For I find it to be a law that when I want to do right, evil lies close at hand. For I delight in the law of God, in my inner being, but I see in my members another law waging war against the law of my mind and making me captive to the law of sin that dwells in my members. Wretched man that I am! Who will deliver me from this body of death? Thanks be to God through Jesus Christ our Lord! So then, I myself serve the law of God with my mind, but with my flesh I serve the law of sin" (Rom. 7:15–25). 

If this is the common experience of true believers, then it means that we should be willing to bear long with others. If we have known the continual battle between the flesh and the Spirit in our own life, then we should be ready to walk with others who know the same experience. This is why Jesus taught Peter that believers are to forgive their brother or sister if he or she comes and repents "seventy-seven times" (Matt. 18:21–22).

Additionally, we should see more of our own sin than we do the sin of others. As the Puritan Thomas Watson once wrote, "A humble Christian studies his own infirmities, and another’s excellencies." The indwelling sin in our own hearts and lives ought to appear as a log in comparison to what looks like a speck in the eye of another believer.

3. Remember what you will be in glory. There is a day coming when no believer will ever offend another believer or will ever be offended by another believer. Christ has purchased eternal holiness for His blood-bought people. This means that we should view ourselves and those who profess the true faith as those with whom we will dwell for all eternity in unbroken fellowship and love. In Charity and Its Fruit, Jonathan Edwards explained that heaven will be "a world of love" in which believers live together in perfect harmony. 

Additionally, remembering that the most aggravating believer in the present will be a glorified believer in the hereafter. As C.S. Lewis explained in The Weight of Glory, "It is a serious thing. . .to remember that the dullest most uninteresting person you can talk to may one day be a creature which, if you saw it now, you would be strongly tempted to worship."

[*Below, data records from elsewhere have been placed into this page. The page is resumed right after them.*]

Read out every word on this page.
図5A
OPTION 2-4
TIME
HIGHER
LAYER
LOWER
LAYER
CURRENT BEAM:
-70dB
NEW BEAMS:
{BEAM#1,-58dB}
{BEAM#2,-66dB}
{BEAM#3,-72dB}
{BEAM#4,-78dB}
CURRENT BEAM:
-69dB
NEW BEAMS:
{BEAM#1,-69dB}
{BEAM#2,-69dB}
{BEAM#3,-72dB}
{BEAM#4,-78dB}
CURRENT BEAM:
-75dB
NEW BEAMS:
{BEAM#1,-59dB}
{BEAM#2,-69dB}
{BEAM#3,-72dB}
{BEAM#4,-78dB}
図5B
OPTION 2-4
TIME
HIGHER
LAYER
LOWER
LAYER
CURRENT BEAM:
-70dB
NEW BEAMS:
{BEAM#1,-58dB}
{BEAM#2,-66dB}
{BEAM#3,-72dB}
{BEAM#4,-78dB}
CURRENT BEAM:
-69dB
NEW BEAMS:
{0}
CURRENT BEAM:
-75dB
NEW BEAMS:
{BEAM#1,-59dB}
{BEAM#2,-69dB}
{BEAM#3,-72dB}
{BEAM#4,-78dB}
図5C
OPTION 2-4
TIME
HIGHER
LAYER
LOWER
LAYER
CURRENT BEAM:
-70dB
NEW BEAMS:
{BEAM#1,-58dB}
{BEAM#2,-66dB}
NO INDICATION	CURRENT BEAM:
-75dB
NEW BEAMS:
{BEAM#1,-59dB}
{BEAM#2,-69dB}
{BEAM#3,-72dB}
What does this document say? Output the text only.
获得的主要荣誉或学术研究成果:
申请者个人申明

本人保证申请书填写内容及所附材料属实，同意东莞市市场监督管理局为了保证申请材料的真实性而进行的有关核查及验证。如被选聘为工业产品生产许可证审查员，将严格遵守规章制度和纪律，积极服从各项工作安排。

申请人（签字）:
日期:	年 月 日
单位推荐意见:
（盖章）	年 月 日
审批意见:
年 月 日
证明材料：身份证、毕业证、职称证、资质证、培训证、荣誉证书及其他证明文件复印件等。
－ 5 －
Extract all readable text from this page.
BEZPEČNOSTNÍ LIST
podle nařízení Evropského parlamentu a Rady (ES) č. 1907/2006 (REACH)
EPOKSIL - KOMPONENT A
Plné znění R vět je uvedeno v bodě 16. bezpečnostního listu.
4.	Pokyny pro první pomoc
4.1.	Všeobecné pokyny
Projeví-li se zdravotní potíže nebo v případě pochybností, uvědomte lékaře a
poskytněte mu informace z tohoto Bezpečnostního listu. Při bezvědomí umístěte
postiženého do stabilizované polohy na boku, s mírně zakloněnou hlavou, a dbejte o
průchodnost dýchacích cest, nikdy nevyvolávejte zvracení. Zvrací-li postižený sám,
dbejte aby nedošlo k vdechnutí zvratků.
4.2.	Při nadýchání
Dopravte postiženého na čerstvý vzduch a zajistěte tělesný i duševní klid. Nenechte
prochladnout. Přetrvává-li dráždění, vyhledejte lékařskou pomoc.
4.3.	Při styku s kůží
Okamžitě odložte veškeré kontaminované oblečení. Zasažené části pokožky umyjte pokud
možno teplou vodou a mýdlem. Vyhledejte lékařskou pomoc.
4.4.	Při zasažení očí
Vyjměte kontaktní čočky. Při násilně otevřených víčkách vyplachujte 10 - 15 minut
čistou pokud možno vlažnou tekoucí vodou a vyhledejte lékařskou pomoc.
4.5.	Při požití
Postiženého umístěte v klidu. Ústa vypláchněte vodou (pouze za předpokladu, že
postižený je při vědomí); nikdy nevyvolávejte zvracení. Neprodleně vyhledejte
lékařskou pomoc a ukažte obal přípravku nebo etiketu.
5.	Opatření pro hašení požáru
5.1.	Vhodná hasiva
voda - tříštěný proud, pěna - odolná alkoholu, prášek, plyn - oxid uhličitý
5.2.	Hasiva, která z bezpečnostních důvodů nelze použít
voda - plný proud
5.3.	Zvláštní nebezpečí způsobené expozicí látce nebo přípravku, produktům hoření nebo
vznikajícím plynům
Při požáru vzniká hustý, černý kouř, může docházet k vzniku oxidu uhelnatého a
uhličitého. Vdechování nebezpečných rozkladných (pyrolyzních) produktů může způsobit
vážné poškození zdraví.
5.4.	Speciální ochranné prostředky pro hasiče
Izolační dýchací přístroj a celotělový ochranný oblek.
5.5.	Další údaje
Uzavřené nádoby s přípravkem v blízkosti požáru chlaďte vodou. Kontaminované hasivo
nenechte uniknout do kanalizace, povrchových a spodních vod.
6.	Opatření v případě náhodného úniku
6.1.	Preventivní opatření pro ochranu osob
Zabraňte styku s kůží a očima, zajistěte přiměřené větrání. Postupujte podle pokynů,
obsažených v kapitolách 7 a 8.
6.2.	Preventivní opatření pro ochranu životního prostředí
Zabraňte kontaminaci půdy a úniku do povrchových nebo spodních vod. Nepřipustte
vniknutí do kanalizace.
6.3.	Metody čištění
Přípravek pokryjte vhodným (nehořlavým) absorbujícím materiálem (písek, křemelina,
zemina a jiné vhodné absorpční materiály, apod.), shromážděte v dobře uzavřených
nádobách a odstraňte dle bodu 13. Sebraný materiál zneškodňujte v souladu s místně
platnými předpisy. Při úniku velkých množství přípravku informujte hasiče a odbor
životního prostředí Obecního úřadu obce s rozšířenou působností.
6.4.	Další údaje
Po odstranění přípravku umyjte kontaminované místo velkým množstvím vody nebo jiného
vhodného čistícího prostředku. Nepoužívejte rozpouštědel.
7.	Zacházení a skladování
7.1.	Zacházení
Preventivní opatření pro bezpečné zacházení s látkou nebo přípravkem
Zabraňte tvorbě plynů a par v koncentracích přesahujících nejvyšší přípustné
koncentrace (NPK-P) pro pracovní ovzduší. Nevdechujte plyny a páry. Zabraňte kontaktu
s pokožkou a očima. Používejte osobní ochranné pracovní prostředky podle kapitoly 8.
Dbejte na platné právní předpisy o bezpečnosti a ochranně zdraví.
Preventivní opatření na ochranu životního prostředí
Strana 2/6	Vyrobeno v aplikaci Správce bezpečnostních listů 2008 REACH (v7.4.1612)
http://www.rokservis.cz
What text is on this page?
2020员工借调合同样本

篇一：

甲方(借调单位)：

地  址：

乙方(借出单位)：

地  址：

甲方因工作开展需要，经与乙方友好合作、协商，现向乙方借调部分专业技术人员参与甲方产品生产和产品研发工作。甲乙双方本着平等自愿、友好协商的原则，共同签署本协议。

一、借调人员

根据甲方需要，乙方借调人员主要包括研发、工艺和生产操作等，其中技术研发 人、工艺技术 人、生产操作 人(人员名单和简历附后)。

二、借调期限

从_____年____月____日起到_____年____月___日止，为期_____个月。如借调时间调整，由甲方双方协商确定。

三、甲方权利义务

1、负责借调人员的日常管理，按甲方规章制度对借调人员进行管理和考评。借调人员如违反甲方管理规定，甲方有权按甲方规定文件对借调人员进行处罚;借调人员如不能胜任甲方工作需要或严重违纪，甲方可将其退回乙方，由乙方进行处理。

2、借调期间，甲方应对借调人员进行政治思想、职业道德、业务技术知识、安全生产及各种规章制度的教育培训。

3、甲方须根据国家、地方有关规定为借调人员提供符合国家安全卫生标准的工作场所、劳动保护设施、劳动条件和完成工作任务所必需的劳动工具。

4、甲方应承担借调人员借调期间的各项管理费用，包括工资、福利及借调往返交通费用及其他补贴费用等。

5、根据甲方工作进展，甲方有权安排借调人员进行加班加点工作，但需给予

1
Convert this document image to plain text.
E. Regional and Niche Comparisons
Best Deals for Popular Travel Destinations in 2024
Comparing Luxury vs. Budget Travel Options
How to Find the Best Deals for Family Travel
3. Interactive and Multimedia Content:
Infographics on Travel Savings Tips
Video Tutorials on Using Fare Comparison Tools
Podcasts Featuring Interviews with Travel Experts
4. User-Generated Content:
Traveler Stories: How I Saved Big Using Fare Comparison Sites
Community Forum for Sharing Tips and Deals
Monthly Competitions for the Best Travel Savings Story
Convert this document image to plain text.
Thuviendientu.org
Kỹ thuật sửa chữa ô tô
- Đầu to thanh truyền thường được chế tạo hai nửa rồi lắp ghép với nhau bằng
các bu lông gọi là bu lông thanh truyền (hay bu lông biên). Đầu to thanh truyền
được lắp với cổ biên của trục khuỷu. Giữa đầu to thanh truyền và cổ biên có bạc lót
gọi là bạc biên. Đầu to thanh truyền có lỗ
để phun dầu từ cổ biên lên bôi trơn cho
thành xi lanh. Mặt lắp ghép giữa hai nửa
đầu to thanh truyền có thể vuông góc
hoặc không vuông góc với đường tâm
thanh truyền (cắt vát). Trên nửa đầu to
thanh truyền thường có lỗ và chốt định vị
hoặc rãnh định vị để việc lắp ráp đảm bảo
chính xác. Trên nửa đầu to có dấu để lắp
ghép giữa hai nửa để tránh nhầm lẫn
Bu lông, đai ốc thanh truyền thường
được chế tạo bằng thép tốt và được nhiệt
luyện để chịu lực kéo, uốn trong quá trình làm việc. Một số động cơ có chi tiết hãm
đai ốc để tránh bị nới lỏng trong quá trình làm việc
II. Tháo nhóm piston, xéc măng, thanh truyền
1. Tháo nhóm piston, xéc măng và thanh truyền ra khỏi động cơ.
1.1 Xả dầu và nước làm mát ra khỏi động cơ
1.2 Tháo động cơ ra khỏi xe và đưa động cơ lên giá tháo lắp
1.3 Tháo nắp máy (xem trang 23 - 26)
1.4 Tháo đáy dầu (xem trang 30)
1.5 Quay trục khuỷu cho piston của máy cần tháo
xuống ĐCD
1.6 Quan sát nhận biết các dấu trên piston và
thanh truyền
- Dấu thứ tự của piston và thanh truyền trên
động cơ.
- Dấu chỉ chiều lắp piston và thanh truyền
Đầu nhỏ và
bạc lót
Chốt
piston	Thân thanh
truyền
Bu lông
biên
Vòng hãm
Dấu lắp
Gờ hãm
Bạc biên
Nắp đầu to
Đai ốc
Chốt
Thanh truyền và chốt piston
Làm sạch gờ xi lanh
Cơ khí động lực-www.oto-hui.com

None of these are meant to downplay our own need for repentance, or the need those who have offended us have of repentance. In fact, they are meant to encourage repentance. If we live under grace, it should be reflective of the way that we seek grace from others and extend grace to others in the same body of believers. Jesus died for all of the offenses of all of the elect. We, therefore, are to live in light of that–both by seeking to cause no offense and in laboring not to be easily offended. What a glorious picture of the gospel at work among believers when these things are seen in actions. May God give us grace to bear long with other believers, and to cover their offenses when they come to us in brokenness over their sin.